The expected attendance for the conference is 150 people, Agbelese said. Topics covered will include policing in America, Islamophobia and women’s rights.
SG Senate Chair Dan Collins said he is excited to see SG allocating more of their money to student body’s initiatives.
“I loved the proposal by BUNITED,” Collins said after the meeting. “We have a lot of money left over so I’m trying to get as many people to come to Senate as possible. These are great initiatives. They take out a chunk of money and they go to good purposes.”
Senate also confirmed two cabinet positions: Chair of Student Affairs Senator Vaishnavi Kothapalli as director of outreach and Eva Jungreis as department director of communications.

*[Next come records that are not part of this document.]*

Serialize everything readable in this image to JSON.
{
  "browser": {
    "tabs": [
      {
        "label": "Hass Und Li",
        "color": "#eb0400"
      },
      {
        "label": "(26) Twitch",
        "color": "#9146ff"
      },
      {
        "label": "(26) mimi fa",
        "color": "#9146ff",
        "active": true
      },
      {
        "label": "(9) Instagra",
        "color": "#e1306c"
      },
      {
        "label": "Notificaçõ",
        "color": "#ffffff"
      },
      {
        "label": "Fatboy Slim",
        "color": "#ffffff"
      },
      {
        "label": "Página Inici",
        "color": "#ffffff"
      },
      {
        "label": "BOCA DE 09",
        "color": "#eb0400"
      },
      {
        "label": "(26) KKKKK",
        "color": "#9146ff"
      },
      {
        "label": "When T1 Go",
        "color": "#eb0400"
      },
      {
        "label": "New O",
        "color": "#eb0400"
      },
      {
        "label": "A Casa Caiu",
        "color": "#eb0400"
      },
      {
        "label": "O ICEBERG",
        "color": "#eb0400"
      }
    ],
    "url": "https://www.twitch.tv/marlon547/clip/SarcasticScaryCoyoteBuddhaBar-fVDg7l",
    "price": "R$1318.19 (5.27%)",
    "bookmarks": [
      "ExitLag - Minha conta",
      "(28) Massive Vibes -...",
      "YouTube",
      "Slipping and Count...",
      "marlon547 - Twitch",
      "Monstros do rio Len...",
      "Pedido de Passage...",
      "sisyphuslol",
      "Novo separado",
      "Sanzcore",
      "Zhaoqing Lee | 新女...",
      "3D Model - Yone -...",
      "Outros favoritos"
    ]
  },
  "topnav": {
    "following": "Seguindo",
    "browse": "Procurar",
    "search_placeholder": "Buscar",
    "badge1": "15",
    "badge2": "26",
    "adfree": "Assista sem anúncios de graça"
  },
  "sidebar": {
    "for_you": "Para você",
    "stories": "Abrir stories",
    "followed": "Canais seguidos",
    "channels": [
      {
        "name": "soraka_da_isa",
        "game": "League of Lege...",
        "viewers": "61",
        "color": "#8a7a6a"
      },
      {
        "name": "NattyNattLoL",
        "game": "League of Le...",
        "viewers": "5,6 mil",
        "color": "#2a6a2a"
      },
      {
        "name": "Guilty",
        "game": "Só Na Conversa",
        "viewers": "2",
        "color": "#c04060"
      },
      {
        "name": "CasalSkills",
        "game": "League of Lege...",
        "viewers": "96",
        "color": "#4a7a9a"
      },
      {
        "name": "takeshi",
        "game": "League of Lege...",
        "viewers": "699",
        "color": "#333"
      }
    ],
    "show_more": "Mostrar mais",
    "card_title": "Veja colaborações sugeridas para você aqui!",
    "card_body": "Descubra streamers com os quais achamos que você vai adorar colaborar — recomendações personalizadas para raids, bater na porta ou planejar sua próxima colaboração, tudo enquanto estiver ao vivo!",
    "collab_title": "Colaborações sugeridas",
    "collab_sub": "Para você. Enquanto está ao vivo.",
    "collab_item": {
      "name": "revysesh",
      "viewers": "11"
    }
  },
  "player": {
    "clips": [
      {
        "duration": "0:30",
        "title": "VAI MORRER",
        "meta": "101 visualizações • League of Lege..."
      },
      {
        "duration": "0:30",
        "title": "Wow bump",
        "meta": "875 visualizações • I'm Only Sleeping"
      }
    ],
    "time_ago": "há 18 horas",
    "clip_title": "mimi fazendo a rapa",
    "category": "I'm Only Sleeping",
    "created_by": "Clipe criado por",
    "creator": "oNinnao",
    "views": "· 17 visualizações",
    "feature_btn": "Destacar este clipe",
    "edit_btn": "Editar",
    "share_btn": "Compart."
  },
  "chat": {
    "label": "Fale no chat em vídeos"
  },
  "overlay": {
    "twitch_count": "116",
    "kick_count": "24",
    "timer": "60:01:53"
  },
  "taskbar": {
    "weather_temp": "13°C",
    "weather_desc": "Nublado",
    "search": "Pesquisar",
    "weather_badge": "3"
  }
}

“I thought the cabinet confirmations were both great choices,” Collins, a junior in CAS, said after the meeting. “I’ve had class with Eva before, and I think she’s a super great choice for communications. She’s really passionate and motivated.”
He said he felt similarly toward Kothapalli.
“She has been working really hard in senate,” Collins said. “I was super impressed with her as a committee chair and she’s going to do really well as her new cabinet department co-chair.”
In addition, the rules committee members presented edits to the bylaws of the SG constitution during the meeting.
Focused mainly on grammar and wording, some of the amendments included reducing the number of unexcused absences from four to two, dissolving ad hoc committees at the end of the academic year and changing “his” and “her” pronouns to “their.”
SG Executive President Jake Brewer, a senior in CAS, said he thought the meeting was productive.
“It went really well,” Brewer said after the meeting. “I’m glad BUNITED got their full funding. I’m excited about the rules committee changes, I think the attendance policy is really important. I think two days might be a little too strict but I’m glad to see that senators are starting to change things up a little bit.”
Several senators said they see BUNITED as an important conference for students.
Panhellenic Sen. Natasha Holden said BUNITED is very important for the community especially at this time.
“Even though it’s not necessarily a student organization, and they’re doing it more on their own. I think it’s important to expose the BU community to conversation like this,” Holden, a junior in CAS, said.
CAS Sen. Anuskha Pinto said this dialogue is important for students to have with one another.
“I think we need that kind of dialogue especially in light of the Trump presidency and what the presenter said especially about how she doesn’t get a chance to talk about these issues in her classroom,” said Pinto, a senior in CAS.
CAS Sen. Maya Reyes, a member of the rules committee, said she is looking forward to seeing greater changes within student government.
“I hope to see bigger changes take place in both the bylaws and the constitution,” Reyes, a sophomore in CAS, said. “Right now we’re going through the grammatical construction of the constitution, but hopefully bigger changes will be in place especially before the election.”